Ümit Dönmez
16 Septembre 2023•Mise à jour: 16 Septembre 2023
AA / Paris / Ümit Dönmez
La première ministre française, Élisabeth Borne, a qualifié de "choquant", ce samedi, le courrier adressé par le rectorat de Versailles aux parents de Nicolas, l'adolescent qui s'est suicidé à Poissy (Île-de-France) début septembre.
Interrogée par BFMTV, dans le contexte des 40ᵉ Journées européennes du Patrimoine, Élisabeth Borne a fait état d'une "défaillance sur le type de réponse adressée à des parents inquiets".
"C'est choquant. L'inspection permettra de voir dans quelles circonstances un courrier aussi décalé par rapport à la douleur des familles a pu être adressé", a ajouté la première ministre qui a rappelé sa volonté de légiférer sur la question du harcèlement scolaire et de ses conséquences dévastatrices pour les enfants et leurs familles.
"Il faut qu'on soit plus attentif à la parole des enfants. Cela passe par la formation de tous les adultes qui peuvent être en contact avec ces enfants pour comprendre la difficulté, la douleur qu'ils peuvent ressentir. L'objectif est que cela ne se reproduise plus et que tous les intervenants soient formés", a-t-elle souligné.
Pour rappel, Nicolas, un adolescent de 15 ans, s'est suicidé le 5 septembre courant à son domicile de Poissy, dans les Yvelines, après avoir été victime de harcèlement dans son lycée professionnel, selon ses proches.
Les parents avaient alerté son établissement en avril dernier sur ces faits de harcèlement scolaire. Le rectorat de Versailles leur avait répondu en mai, en leur demandant "d'adopter une attitude constructive et respectueuse", et leur rappelant les risques de sanctions légales en cas de dénonciation calomnieuse.
"Il est incompréhensible que vous puissiez laisser un adolescent subir une telle violence verbale et psychologique dans votre établissement sans réagir d'une quelque manière, aussi allons-nous déposer plainte et vous considérer comme responsable si une catastrophe devait arriver à notre fils", déclaraient les parents dans leur courrier adressé à la direction de l'établissement.
Selon BFMTV, le proviseur s'était défendu dans un courrier daté du 20 avril, expliquant que des entretiens avaient eu lieu avec les élèves concernés et que Nicolas avait été consulté à de nombreuses reprises sur la situation.
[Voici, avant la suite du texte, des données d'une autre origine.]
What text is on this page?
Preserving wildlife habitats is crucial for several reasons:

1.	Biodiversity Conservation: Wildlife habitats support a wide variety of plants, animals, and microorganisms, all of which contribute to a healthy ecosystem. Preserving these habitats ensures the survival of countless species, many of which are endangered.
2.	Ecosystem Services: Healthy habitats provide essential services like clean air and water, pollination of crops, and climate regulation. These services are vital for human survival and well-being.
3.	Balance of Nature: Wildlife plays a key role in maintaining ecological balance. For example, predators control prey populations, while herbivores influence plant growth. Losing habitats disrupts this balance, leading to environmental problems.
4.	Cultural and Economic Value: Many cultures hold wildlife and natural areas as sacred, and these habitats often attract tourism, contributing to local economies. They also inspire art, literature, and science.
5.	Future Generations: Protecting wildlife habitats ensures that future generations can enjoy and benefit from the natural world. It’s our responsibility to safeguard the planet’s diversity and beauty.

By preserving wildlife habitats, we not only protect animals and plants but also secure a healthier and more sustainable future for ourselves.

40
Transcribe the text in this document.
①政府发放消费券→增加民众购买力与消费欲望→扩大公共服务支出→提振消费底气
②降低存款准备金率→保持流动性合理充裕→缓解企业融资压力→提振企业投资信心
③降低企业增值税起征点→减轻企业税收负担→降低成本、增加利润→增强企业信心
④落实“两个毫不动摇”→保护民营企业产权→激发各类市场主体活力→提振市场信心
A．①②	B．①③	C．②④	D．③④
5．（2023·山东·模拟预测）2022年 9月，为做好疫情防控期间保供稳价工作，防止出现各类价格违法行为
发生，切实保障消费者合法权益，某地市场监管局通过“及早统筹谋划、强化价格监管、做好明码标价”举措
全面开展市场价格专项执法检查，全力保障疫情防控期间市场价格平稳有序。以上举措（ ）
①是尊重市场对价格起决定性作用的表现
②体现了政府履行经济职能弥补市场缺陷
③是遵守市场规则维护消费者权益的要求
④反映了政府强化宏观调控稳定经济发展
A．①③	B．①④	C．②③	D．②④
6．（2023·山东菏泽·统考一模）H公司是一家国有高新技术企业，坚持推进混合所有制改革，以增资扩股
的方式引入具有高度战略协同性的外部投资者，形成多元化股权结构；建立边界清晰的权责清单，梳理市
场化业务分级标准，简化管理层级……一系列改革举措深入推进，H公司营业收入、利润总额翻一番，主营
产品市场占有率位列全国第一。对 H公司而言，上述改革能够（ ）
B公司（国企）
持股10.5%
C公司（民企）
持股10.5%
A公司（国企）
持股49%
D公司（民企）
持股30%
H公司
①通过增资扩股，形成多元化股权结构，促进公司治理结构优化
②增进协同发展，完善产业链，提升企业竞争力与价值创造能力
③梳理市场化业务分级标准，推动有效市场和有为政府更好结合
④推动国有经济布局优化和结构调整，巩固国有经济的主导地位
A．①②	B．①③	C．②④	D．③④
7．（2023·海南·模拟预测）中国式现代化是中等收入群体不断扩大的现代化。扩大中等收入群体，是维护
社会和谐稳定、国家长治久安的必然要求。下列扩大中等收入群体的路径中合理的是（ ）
"Aucun fait de classe significatif en lien avec Nicolas, n'a été remonté par l'équipe pédagogique depuis le 10 mars", indiquait le proviseur de l'établissement.
Selon la chaîne d'information, deux semaines plus tard, le rectorat de Versailles leur avait également répondu aux parents dans un courrier, dans lequel il leur reprochait leur réaction.
"Vous avez remis en cause les fonctions et menacé de dépôt de plainte le personnel de direction du lycée professionnel [...] Vous avez reproché à ce dernier sa passivité face à un supposé harcèlement subi par votre enfant", pouvait-on lire dans le courrier du rectorat, qui mentionnait dans son courrier l'article du Code pénal qui punit les dénonciations calomnieuses, leur rappelant qu'elles sont punies de cinq ans d'emprisonnement et de 45 000 euros d'amende.
Il enjoignait alors les parents "d'adopter désormais une attitude constructive et respectueuse envers les membres de la communauté éducative", selon BFMTV.